Individually, I (Chris Kamalski) decided to seek to practice the following Rhythms:
  • Weekly slowing through engaging the discipline of Sabbath Rest in a more ‘focused’ manner than I normally do, using Sundays as a day to disengage, slow down, and seek to ‘not achieve’ anything productive.  Very, very hard, but incredibly needed.
  • Cutting my own internet usage by 1/2 throughout the month.  Given the fact that most of us use the internet as the primary means of communication with our worlds ‘back home,’ this is surprisingly difficult.  Yet powerfully needed to break the addiction of thinking I must remain in communication ‘online’ at all times.
Powerfully restorative idea from Foster.

Powerfully restorative idea from Foster.

Almost immediately upon the  calendar turning the page to August 1, simplicity became incredibly difficult.  Most of our community experienced a deep flu/cold/cough virus that lasted at minimum 2 weeks for each person, and simply took us out at various times. Cars broke down.  Visitors came through and needed to be hosted with graciousness, not frugality.  To a person in our community, we realized that ‘simplicity is definitely not simple.’  And yet our desire to strip ourselves of what truly mattered remained.  We banded together, sharing food and seeking to go without what we needed (and especially what we wanted) throughout this month.  We began to realize that even attempting the corporate practice of this discipline was powerful and shaping in our failed attempts at it.  Again, I came away with the understanding that engaging a shared practice with an openness of spirit is key towards a true allowing of the Spirit to transform our lives.
Our Grand Total: R7,456.40! (Not too shabby for a hard month of bills!)

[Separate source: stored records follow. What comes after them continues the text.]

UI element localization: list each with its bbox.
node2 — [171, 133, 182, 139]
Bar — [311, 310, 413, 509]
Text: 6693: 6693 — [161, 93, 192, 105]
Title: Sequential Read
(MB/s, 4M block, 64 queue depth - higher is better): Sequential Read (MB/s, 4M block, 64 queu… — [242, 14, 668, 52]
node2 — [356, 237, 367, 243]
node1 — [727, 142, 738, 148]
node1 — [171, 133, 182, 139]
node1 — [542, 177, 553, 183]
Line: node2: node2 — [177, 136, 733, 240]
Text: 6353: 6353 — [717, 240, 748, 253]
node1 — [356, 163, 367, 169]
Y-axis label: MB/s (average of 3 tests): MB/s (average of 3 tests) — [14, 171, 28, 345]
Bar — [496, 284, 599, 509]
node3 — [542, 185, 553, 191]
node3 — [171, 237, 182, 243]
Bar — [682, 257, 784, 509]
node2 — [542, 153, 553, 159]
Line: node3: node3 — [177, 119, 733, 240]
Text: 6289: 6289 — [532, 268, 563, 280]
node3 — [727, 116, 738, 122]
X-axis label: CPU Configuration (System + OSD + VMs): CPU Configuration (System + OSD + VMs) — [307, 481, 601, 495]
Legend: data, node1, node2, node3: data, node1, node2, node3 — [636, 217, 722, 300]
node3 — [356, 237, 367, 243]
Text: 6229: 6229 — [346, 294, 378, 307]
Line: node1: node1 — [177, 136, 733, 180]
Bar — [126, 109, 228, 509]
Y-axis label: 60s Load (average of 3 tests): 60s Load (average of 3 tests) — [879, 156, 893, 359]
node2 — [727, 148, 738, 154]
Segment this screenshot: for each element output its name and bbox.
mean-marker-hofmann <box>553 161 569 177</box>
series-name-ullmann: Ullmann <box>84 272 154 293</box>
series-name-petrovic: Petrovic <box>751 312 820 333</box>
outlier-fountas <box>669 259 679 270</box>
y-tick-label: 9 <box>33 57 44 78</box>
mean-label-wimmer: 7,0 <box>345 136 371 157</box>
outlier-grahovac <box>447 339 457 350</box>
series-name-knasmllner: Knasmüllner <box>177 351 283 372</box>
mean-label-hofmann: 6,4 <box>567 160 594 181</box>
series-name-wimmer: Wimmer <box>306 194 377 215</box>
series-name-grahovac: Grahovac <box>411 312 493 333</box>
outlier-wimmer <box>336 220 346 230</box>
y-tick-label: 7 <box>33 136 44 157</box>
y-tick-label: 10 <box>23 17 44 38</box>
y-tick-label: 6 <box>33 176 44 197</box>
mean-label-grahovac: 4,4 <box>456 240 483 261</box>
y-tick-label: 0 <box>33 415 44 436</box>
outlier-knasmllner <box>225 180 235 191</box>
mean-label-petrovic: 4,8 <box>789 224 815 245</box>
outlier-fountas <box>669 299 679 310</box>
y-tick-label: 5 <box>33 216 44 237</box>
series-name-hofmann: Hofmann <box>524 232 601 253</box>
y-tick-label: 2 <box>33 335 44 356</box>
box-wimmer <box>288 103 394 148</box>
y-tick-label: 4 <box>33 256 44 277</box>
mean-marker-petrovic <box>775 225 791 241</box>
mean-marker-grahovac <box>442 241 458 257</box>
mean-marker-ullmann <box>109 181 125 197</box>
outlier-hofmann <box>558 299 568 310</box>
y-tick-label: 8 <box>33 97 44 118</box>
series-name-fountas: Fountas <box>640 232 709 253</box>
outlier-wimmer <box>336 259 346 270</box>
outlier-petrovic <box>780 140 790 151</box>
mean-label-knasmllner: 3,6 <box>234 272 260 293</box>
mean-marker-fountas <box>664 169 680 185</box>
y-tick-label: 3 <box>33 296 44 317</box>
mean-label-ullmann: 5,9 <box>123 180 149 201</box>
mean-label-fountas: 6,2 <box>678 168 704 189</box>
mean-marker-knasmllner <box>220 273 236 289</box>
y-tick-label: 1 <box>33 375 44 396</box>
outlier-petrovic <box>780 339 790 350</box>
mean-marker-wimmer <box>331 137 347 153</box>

Our Grand Total: R7,456.40! (Not too shabby for a hard month of bills!)

And what do you know?  By the end of a difficult month, we pooled our shared Rand together, and found that we collectively had raised R7,456.40! Half of that money we used to immediately purchase almost 100 blankets and packages of food to distribute to the local homeless population of Pretoria North, which turned into a great experience one Friday night at the end of our month.  The 2nd half of that money will be given away to a local project of justice and compassion during our current learning posture of Imagining.  And so, we celebrate what God has done with our combination of whole and half-hearted attempts to be used by Him.